Selon Ramban, « le statut des filles », exprimé dans un langage chaste et concis, ce sont « les trois sujets qui concernent l’homme avec sa femme dans leur union » : « cheera » c’est la proximité de la chair ; « kessouta » c’est la couverture du lit (i.e. avoir un endroit convenable et approprié) ; « ‘onata » c’est la période où il va avec elle. » Ainsi ce dont il s’agit pour Ramban c’est de la relation intime uniquement. L’obligation de la Torah ne porte que sur l’obligation pour l’homme, si sa femme l’exige, d’avoir une relation véritable, convenable et régulière avec elle. Nourrir et vêtir ne sont que des obligations derabanan.

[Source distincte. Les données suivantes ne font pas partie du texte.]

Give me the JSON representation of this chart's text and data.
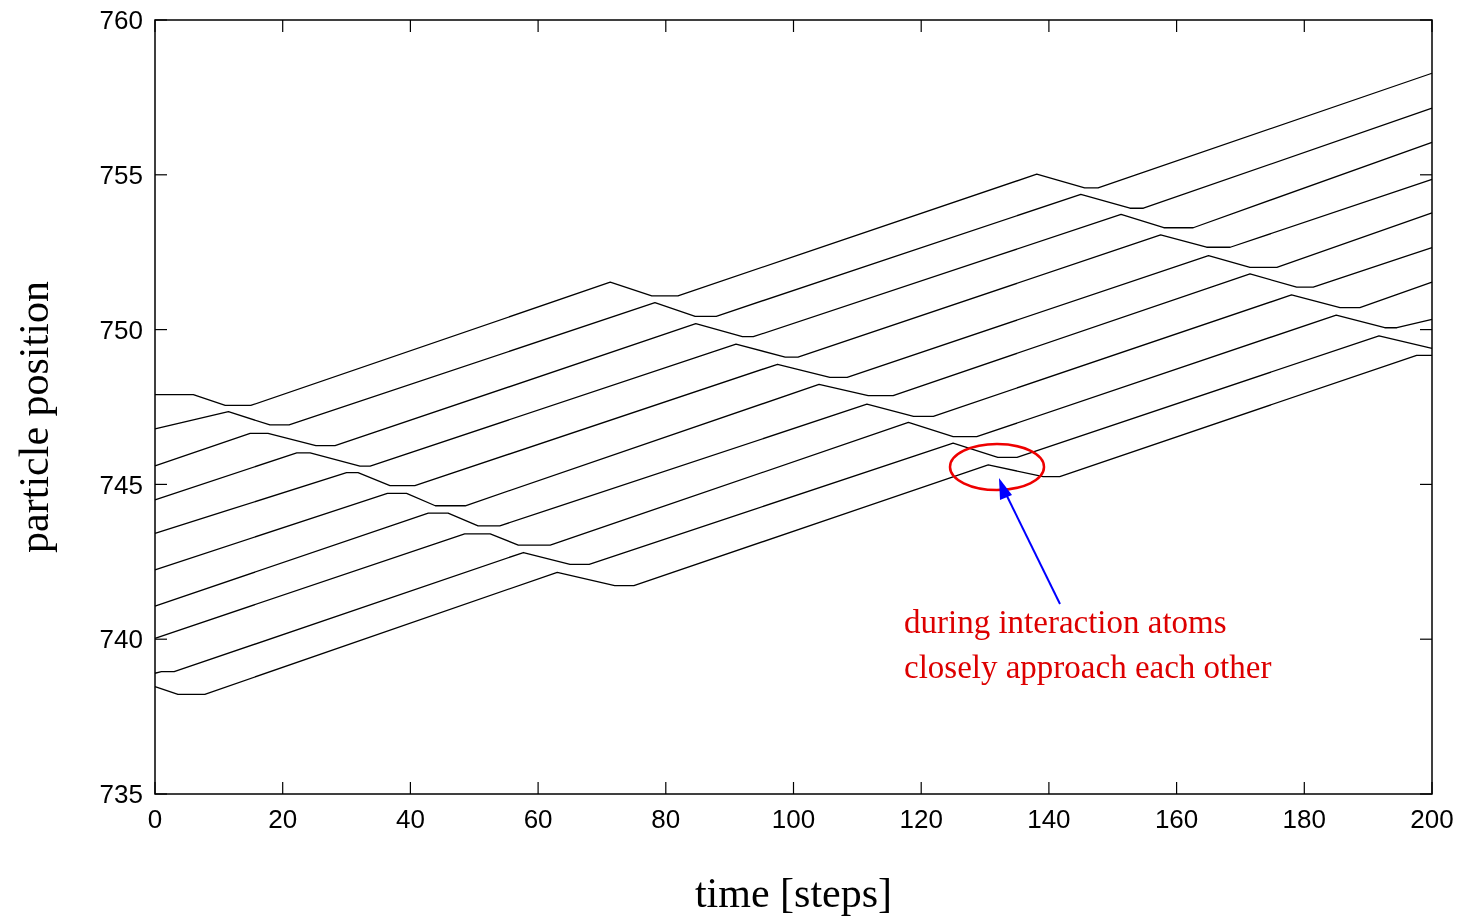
{
  "chart_data": {
    "type": "line",
    "xlabel": "time [steps]",
    "ylabel": "particle position",
    "xlim": [
      0,
      200
    ],
    "xticks": [
      0,
      20,
      40,
      60,
      80,
      100,
      120,
      140,
      160,
      180,
      200
    ],
    "ylim": [
      735,
      760
    ],
    "yticks": [
      735,
      740,
      745,
      750,
      755,
      760
    ],
    "grid": false,
    "marker": "none",
    "line_style": "solid",
    "annotations": [
      "during interaction atoms\nclosely approach each other"
    ],
    "series": [
      {
        "color": "#000000",
        "x": [
          0,
          6,
          11,
          15,
          71.3,
          77.8,
          81.9,
          138.1,
          145.6,
          147.7,
          200
        ],
        "values": [
          747.9,
          747.9,
          747.55,
          747.55,
          751.53,
          751.09,
          751.09,
          755.02,
          754.58,
          754.58,
          758.28
        ]
      },
      {
        "color": "#000000",
        "x": [
          0,
          11.5,
          18,
          21,
          78.3,
          84.6,
          87.9,
          145,
          152.7,
          154.8,
          200
        ],
        "values": [
          746.79,
          747.35,
          746.92,
          746.92,
          750.87,
          750.43,
          750.43,
          754.37,
          753.92,
          753.92,
          757.15
        ]
      },
      {
        "color": "#000000",
        "x": [
          0,
          14.9,
          17.7,
          25.2,
          28.2,
          84.7,
          92,
          93.7,
          151.3,
          158,
          162.6,
          200
        ],
        "values": [
          745.6,
          746.65,
          746.65,
          746.25,
          746.25,
          750.19,
          749.77,
          749.77,
          753.72,
          753.29,
          753.29,
          756.05
        ]
      },
      {
        "color": "#000000",
        "x": [
          0,
          22.2,
          24.3,
          32.1,
          33.7,
          91,
          98.7,
          100.7,
          157.5,
          164.7,
          168.4,
          200
        ],
        "values": [
          744.5,
          746.02,
          746.02,
          745.59,
          745.59,
          749.53,
          749.11,
          749.11,
          753.06,
          752.66,
          752.66,
          754.85
        ]
      },
      {
        "color": "#000000",
        "x": [
          0,
          30,
          31.8,
          36.8,
          40.7,
          97.5,
          105.7,
          108.4,
          165,
          171.5,
          175.7,
          200
        ],
        "values": [
          743.42,
          745.38,
          745.38,
          744.96,
          744.96,
          748.88,
          748.46,
          748.46,
          752.39,
          752.01,
          752.01,
          753.77
        ]
      },
      {
        "color": "#000000",
        "x": [
          0,
          36.4,
          39.4,
          43.9,
          48.6,
          104,
          111.7,
          115.6,
          171.5,
          178.8,
          181.4,
          200
        ],
        "values": [
          742.24,
          744.71,
          744.71,
          744.31,
          744.31,
          748.23,
          747.87,
          747.87,
          751.8,
          751.37,
          751.37,
          752.65
        ]
      },
      {
        "color": "#000000",
        "x": [
          0,
          42.8,
          45.9,
          50.6,
          54,
          111.5,
          118.8,
          121.9,
          178,
          185.6,
          188.7,
          200
        ],
        "values": [
          741.07,
          744.07,
          744.07,
          743.66,
          743.66,
          747.59,
          747.2,
          747.2,
          751.12,
          750.71,
          750.71,
          751.53
        ]
      },
      {
        "color": "#000000",
        "x": [
          0,
          48.5,
          52.5,
          56.9,
          61.9,
          118,
          125,
          128.7,
          185,
          192.6,
          194.5,
          200
        ],
        "values": [
          740.03,
          743.4,
          743.4,
          743.04,
          743.04,
          747,
          746.54,
          746.54,
          750.47,
          750.06,
          750.06,
          750.33
        ]
      },
      {
        "color": "#000000",
        "x": [
          0,
          1,
          3,
          57.7,
          65,
          68,
          125,
          132,
          135,
          191.7,
          200
        ],
        "values": [
          738.9,
          738.95,
          738.95,
          742.8,
          742.42,
          742.42,
          746.33,
          745.87,
          745.87,
          749.8,
          749.39
        ]
      },
      {
        "color": "#000000",
        "x": [
          0,
          3.6,
          7.8,
          63,
          72,
          75,
          130.5,
          139.1,
          141.7,
          197.6,
          200
        ],
        "values": [
          738.47,
          738.22,
          738.22,
          742.16,
          741.73,
          741.73,
          745.63,
          745.25,
          745.25,
          749.17,
          749.17
        ]
      }
    ]
  }
}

Contrairement à Rambam qui définit un cadre matériel comme étant essentiel à la relation, Ramban selon sa lecture concentre l’obligation sur l’attention portée à la relation physique et intime entre les deux personnes. « Le statut des filles » voulu par la Torah est alors l’impossibilité pour l’homme de se comporter avec sa femme « comme avec une concubine en allant avec elle par hasard, ou n’importe où comme avec une prostituée. » L’élément essentiel est alors la qualité du rapport intime et personnel au sein du couple et non la satisfaction des besoins élémentaires. Rav Hirsch écrit que cette démarche est la marque d’une très haute considération. De même que nourrir ses enfants ne fait pas l’objet d’une obligation de la Torah,[[Cf. Ketoubot 49b.]] le désir d’un père étant naturellement porté au bien-être de ses enfants, de même « le statut des filles » transmis par la Torah ne comporte-t-il pas d’obligations matérielles envers la femme, son bien-être reposant sur l’amour et le respect que l’homme lui porte. La seule obligation est l’attention à la relation elle-même, intime, condition pour qu’un désir se réalise.